Амплуа этого мальчика в последние перед войной годы занимала «девочка для сечения» — г-жа Вербицкая. Иногда — Нагродская. Иногда — Чарская. Почему-то все дамы. Впрочем, был и мальчик: Брешко-Брешковский. Литературная пробирная палата занималась совершенно бесплодным разоблачением лопуха и негодованием, что лопух розовым маслом не пахнет. На всем остальном (за редким исключением) — табу. Принцы обезьяньей крови могли себе позволить все, что угодно: калечить язык, вурдалачить, непристойничать… «Комитет взаимных одолжений» (выражение А. Л. Яблоновского) все покрывал литаврами дружеских рецензий и круговой порукой. Даже маститые ископаемые из толстых журналов не всегда решались назвать черное — черным и корявое — корявым, боясь не угнаться за литературной левизной.
И уж, казалось бы, применительно к искусству старую латинскую поговорку давно бы следовало прочитать наоборот: «quod liced bovi, non licet jovi»[13]. Ибо, что же с быка спрашивать?

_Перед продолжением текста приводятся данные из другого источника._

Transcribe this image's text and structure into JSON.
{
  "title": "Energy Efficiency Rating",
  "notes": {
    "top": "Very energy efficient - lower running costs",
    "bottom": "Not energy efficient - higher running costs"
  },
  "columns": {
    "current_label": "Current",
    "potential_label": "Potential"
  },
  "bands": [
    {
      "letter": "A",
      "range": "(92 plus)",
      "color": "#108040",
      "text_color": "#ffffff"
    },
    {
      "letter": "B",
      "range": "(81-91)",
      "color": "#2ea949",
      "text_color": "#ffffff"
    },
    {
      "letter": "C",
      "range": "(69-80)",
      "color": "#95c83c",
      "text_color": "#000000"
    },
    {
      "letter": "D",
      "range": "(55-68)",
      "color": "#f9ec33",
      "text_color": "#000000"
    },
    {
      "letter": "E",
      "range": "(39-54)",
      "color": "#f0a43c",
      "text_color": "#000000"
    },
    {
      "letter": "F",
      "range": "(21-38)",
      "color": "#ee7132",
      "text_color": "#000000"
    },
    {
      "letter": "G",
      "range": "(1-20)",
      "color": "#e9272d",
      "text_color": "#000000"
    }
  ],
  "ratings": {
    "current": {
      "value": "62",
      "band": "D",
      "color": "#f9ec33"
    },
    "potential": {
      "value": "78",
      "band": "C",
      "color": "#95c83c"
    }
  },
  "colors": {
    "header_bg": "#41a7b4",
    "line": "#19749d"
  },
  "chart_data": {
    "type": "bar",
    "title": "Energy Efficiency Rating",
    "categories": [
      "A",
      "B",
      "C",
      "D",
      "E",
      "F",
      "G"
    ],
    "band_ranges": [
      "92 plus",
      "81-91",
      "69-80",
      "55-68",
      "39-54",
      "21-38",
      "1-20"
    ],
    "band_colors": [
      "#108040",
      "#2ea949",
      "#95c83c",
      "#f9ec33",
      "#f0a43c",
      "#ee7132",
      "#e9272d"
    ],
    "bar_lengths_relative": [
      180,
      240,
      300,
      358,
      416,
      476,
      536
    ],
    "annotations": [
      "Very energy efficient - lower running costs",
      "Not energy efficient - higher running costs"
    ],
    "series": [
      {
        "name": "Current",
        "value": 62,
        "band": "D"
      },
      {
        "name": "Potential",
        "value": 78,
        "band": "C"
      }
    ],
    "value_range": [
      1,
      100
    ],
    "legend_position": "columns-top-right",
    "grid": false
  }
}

Юпитеру же, действительно, не пристало с головой под мышкой бежать.
Традиция эта ненарушимо сохранена и в эмиграции. Вакансию «мальчика для сечения» занял, кажется, Игорь Северянин. Слава Богу, раскусили…
Все прочее забронировано коротким словом «имя», да пропиской в том или ином литературном дружеском участке. «Комитет взаимных одолжений» работает вовсю.
Но что мне, читателю, «имя», если я должен наплевать на последнее, что у меня осталось, — русский язык, — сидеть и содрогаться над таким вот словесным чертополохом:
«Ночь, бани,
Луны — лупы,
Лужи,
Влажность сквозь звезды, —
— Василий Васильевич! влажность сквозь звездья, живая влага, Фалесова hugron[14] мировая „улива“, начало и происхождение вещей, движущаяся живая, огненная, остервенелая, высь скори, высь быстри, высь бега, жгучая, льнущая —
— я скажу —
на обезьяньем языке словом —
одним словом:
Кук-ха»
(«Кук-ха», стр. 75).
А я скажу на человеческом языке: одним словом — стыд-но!
<1924>
«РОЗА ИЕРИХОНА»*
Утверждение — большая и редкая радость в наши черные, взбаламученные дни.
Большевистский самум не пощадил в своем разгуле ни быта, ни науки, ни искусства. Лавина красных сборников и пролетарских антологий ни о каком ренессансе не свидетельствует. Одни — последние из стойких — молчат, ибо давняя николаевская цензура, о которой повествовал в своем дневнике Никитенко, — кроткое и доброе дитя в сравнении с красным карандашом. Другие скрепя сердце ушли в архивные изыскания, исследуют пушкинские многоточия, переводят, — в этой работе хоть какая-то тень независимости, хоть остатки русской культуры забронированы от комсомольского окрика. Художественная литература в лапах новых таперов. Неудачники и кустари вылезли из всех щелей. Одних поэтов хватило бы на население губернского города. Проза — вычурно-телеграфный код, с устремлением в зоологический натурализм фирмы Пильняк и К°, либо бульварно-циничная эренбурговщина, — семечки, товар дешевый и ходкий. Сотни сезонных гениев, сотни взаимно заушающих одна другую теорий. Крикливый и пестрый базар.
За рубежом — усталость, тяжелая литературная поденщина, поток «воспоминаний», дробление рассказов на газетные отрывки. Нет своего угла, подлинный читатель обнищал, издательства после берлинского Аранжуэца переживают горькое и мутное похмелье. Мечтать ли о книге?